Although I must say that when it comes to personal morality issues, I tend to lean more to the right (abortion, SSM for example).
When it comes to economic redistribution of wealth, I'd place myself at very socialist but outside of government for the most part (i.e., people voluntarily give to help the needy), except when it comes to education, where I support it being compulsory and universal at all cost (i.e., if the government must intervene to ensure everyone gets to go to school, then so be it, even if it does mean higher taxes.
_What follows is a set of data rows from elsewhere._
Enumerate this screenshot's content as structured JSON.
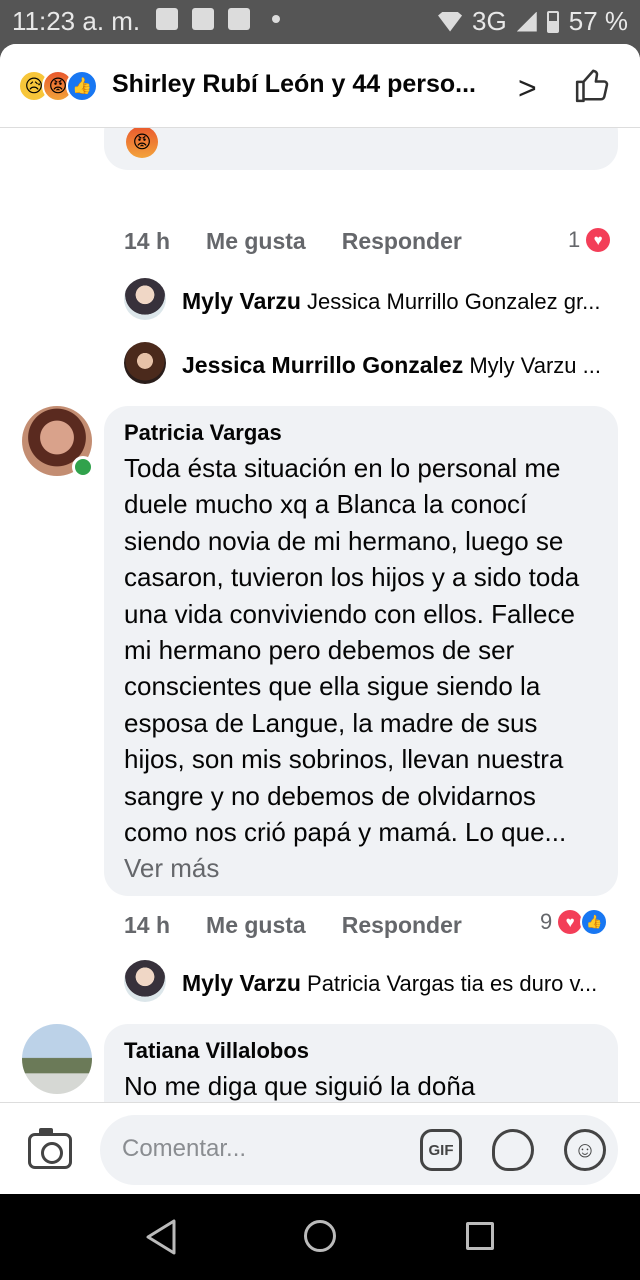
{
  "status_bar": {
    "time": "11:23 a. m.",
    "network": "3G",
    "battery": "57 %"
  },
  "header": {
    "title": "Shirley Rubí León y 44 perso...",
    "reaction_icons": [
      "sad-reaction",
      "angry-reaction",
      "like-reaction"
    ]
  },
  "thread": {
    "top_comment": {
      "time": "14 h",
      "like_label": "Me gusta",
      "reply_label": "Responder",
      "reaction_count": "1"
    },
    "replies_top": [
      {
        "author": "Myly Varzu",
        "text": "Jessica Murrillo Gonzalez gr..."
      },
      {
        "author": "Jessica Murrillo Gonzalez",
        "text": "Myly Varzu ..."
      }
    ],
    "comment_patricia": {
      "author": "Patricia Vargas",
      "text": "Toda ésta situación en lo personal me duele mucho xq a Blanca la conocí siendo novia de mi hermano, luego se casaron, tuvieron los hijos y a sido toda una vida conviviendo con ellos. Fallece mi hermano pero debemos de ser conscientes que ella sigue siendo la esposa de Langue, la madre de sus hijos, son mis sobrinos, llevan nuestra sangre y no debemos de olvidarnos como nos crió papá y mamá. Lo que...",
      "see_more": "Ver más",
      "time": "14 h",
      "like_label": "Me gusta",
      "reply_label": "Responder",
      "reaction_count": "9"
    },
    "reply_patricia": {
      "author": "Myly Varzu",
      "text": "Patricia Vargas tia es duro v..."
    },
    "comment_tatiana": {
      "author": "Tatiana Villalobos",
      "text": "No me diga que siguió la doña molestando a tu madre ,Dios cuida"
    }
  },
  "composer": {
    "placeholder": "Comentar...",
    "gif_label": "GIF"
  }
}
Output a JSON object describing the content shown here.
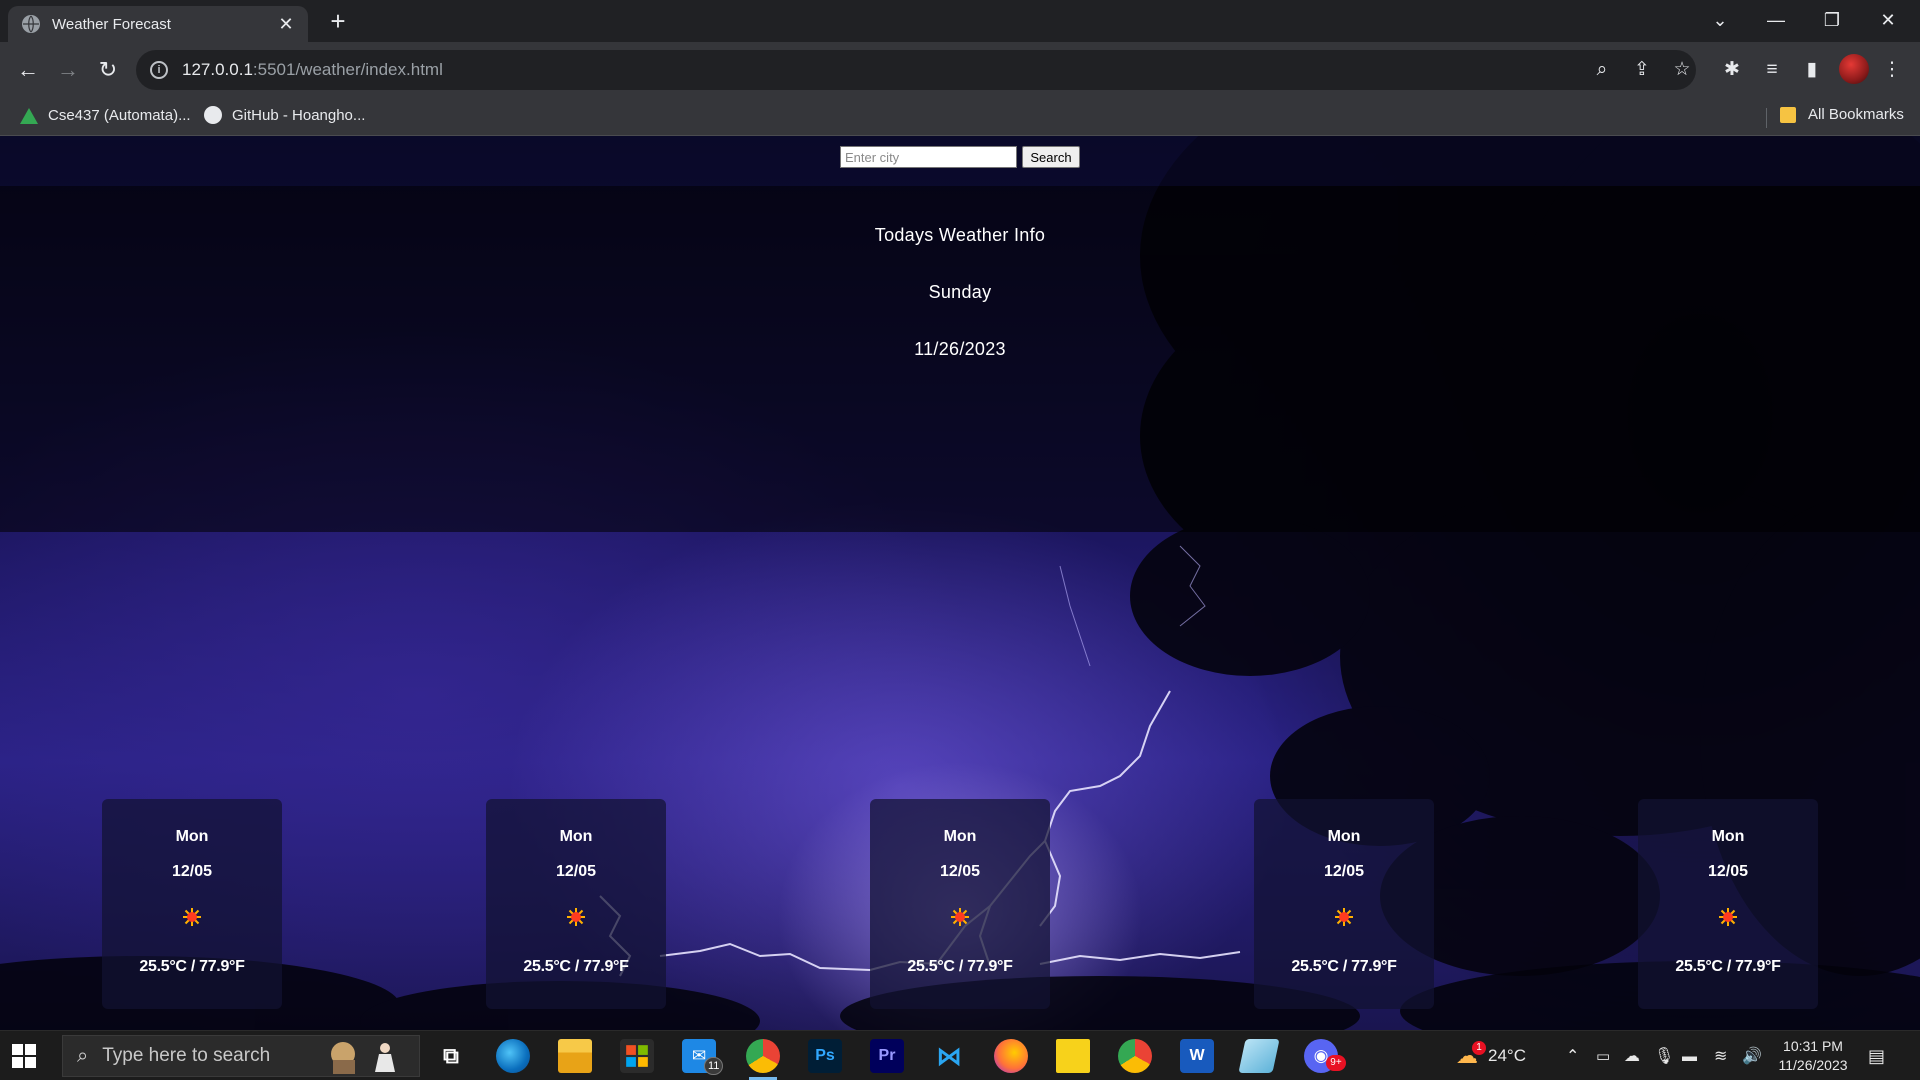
{
  "browser": {
    "tab_title": "Weather Forecast",
    "new_tab_symbol": "+",
    "url_host": "127.0.0.1",
    "url_path": ":5501/weather/index.html",
    "bookmarks": [
      {
        "label": "Cse437 (Automata)...",
        "icon": "google-drive-icon"
      },
      {
        "label": "GitHub - Hoangho...",
        "icon": "github-icon"
      }
    ],
    "all_bookmarks": "All Bookmarks"
  },
  "search": {
    "placeholder": "Enter city",
    "value": "",
    "button_label": "Search"
  },
  "today": {
    "heading": "Todays Weather Info",
    "day": "Sunday",
    "date": "11/26/2023"
  },
  "forecast": [
    {
      "day": "Mon",
      "date": "12/05",
      "icon": "sun-icon",
      "temp": "25.5°C / 77.9°F"
    },
    {
      "day": "Mon",
      "date": "12/05",
      "icon": "sun-icon",
      "temp": "25.5°C / 77.9°F"
    },
    {
      "day": "Mon",
      "date": "12/05",
      "icon": "sun-icon",
      "temp": "25.5°C / 77.9°F"
    },
    {
      "day": "Mon",
      "date": "12/05",
      "icon": "sun-icon",
      "temp": "25.5°C / 77.9°F"
    },
    {
      "day": "Mon",
      "date": "12/05",
      "icon": "sun-icon",
      "temp": "25.5°C / 77.9°F"
    }
  ],
  "taskbar": {
    "search_placeholder": "Type here to search",
    "mail_badge": "11",
    "discord_badge": "9+",
    "weather_temp": "24°C",
    "weather_badge": "1",
    "time": "10:31 PM",
    "date": "11/26/2023",
    "apps": [
      "task-view",
      "edge",
      "file-explorer",
      "microsoft-store",
      "mail",
      "chrome",
      "photoshop",
      "premiere",
      "vscode",
      "firefox",
      "sticky-notes",
      "chrome",
      "word",
      "notepad",
      "discord"
    ]
  },
  "colors": {
    "accent_underline": "#76b9ed",
    "card_bg": "rgba(18,18,50,0.72)",
    "sun_icon": "#ff3b1f"
  }
}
As for education, I tend to support character education and religion (albeit world religions, not necessarily one religion imposing itself over the others) to be most important, but also support science as equal in that fundamentalism ought not dictate how science ought to be interpreted. The reason I value character education most is because knowledge of science can be dangerous in the mind of one who would willingly use it to hurt others if it could benefit him. I'd place inter-faith education second in that it helps students to learn to live in a pluralistic society, and science third since without science, even the strongest character can only do so much to benefit mankind.
As for internationalism, I'm for world federation, so I think my position on globalization is clear there.
But as for centralization, I'd like to see more power in the hands of local governments, so I suppose that would make me very decentralist overall, with only national issues dealt with at the national level, and only international issues dealt with at the international level.
So where would I stand exactly? Even I don't know.